Connecting Magic Dynamics in Thermofield Double States to Spectral Form Factors

TL;DR

This paper establishes a theoretical link between the dynamics of quantum magic, quantified by stabilizer Renyi entropy, and spectral form factors in chaotic systems, demonstrated explicitly in the Sachdev-Ye-Kitaev model, revealing a transition governed by system temperature.

Contribution

It introduces a novel relation between stabilizer Renyi entropy dynamics and spectral form factors in chaotic quantum systems, with explicit analysis in the SYK model.

Findings

Stabilizer Renyi entropy saturation is governed by a first-order dynamical transition.

In the SYK model, the transition occurs at finite time at high temperature.

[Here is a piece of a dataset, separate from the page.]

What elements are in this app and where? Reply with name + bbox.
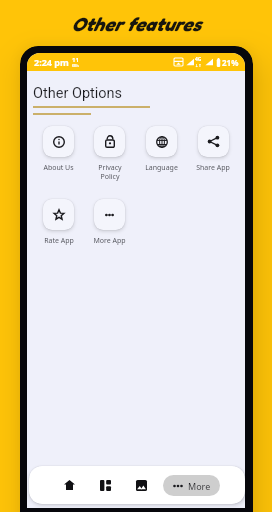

At low temperature, the transition time grows exponentially with system size.

Abstract

Under unitary evolution, chaotic quantum systems initialized in simple states rapidly develop high complexity, precluding any efficient classical description. Quantum chaos is traditionally characterized by spectral properties of the Hamiltonian, most notably through the spectral form factor, while the hardness of classical simulation within the stabilizer formalism, commonly referred to as quantum magic, can be quantified by the stabilizer R\'enyi entropy. In this Letter, we propose a relation between the dynamics of the stabilizer R\'enyi entropy for thermofield double states and the spectral form factor, based on general arguments for chaotic systems with all-to-all interactions. This relation implies that the saturation of the stabilizer R\'enyi entropy is governed by a first-order dynamical transition. We then demonstrate this relation explicitly in the Sachdev-Ye-Kitaev model, using an auxiliary-spin representation of the stabilizer R\'enyi entropy that exhibits an emergent $Z_2$ symmetry. We further find that, in the high-temperature regime of the SYK model, the transition occurs at a finite time, with the long-time phase marked by spontaneous $Z_2$ symmetry breaking. In contrast, at low temperatures, the transition is pushed to times exponentially long in the system size. Our results reveal an intriguing interplay between quantum chaos and quantum magic.